I know this isn't advice that everyone will approve of, but I've found putting a bit of warmth into the cover letter can be helpful. You don't want to sound completely cold and robotic. Of course, you don't want to sound too lighthearted about it either. It's best to try and find a balance between the two.

When it comes down to it, the people reading the letter are human and they have a lot of letters to read. Giving them something genuine to remember you by can't be a bad thing.


@bythewell - I'd rather just write a whole new letter. If you reuse bits from old writing, I think it ends up sounding wrong, like you are using a sample cover letter and just slapping your own name on top of it.

It doesn't take that long to write a cover letter, especially since they usually request that you write your essay, or whatever else they want separately.
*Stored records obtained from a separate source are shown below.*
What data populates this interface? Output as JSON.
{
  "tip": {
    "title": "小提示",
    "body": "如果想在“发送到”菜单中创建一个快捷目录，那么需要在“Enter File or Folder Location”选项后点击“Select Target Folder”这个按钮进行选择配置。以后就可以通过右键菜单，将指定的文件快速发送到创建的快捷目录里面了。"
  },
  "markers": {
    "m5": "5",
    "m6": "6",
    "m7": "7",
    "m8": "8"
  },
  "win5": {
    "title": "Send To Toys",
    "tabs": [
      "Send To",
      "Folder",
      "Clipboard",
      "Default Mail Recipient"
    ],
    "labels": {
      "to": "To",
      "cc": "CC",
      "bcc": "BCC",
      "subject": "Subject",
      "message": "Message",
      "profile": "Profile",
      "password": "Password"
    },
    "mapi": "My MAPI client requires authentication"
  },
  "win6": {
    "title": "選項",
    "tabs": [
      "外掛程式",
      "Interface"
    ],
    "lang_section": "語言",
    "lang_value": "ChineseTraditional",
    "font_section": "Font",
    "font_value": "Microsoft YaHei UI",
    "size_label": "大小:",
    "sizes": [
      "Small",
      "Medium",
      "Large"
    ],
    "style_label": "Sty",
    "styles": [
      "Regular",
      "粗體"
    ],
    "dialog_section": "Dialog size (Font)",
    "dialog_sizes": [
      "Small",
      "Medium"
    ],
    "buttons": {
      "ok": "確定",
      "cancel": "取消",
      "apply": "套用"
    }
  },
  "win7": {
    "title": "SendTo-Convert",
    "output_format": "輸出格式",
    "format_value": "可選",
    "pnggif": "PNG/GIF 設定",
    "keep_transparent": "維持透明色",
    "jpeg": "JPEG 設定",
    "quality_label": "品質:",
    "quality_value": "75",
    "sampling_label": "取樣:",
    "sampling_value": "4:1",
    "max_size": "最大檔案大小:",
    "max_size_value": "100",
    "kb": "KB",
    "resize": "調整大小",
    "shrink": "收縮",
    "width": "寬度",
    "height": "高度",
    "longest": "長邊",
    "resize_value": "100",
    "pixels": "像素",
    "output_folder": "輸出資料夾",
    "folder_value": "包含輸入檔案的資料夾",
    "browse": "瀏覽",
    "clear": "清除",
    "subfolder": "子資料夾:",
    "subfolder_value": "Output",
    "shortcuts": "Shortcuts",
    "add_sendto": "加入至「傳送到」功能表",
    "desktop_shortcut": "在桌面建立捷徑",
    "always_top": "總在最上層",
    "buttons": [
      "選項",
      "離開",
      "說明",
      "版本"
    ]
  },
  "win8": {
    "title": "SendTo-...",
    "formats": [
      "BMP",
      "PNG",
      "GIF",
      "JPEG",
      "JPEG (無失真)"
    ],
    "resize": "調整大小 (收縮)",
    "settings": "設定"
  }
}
Personally, I've always found the greatest struggle was getting referees for the scholarship. Anyone worth asking is always so busy.


My recommendation is that you keep all your scholarship application material handy, so that if you ever need to apply for another one, or something else, you can just reuse them.

The letter, for example, needs to be tailored to whatever you're applying for. But, that doesn't mean you can use the bulk of your previous letter to fill it out. You shouldn't have to rewrite all the stuff about your previous work, for example.

Just make absolutely sure you go over everything so that there's no trace of it being taken from your old letter.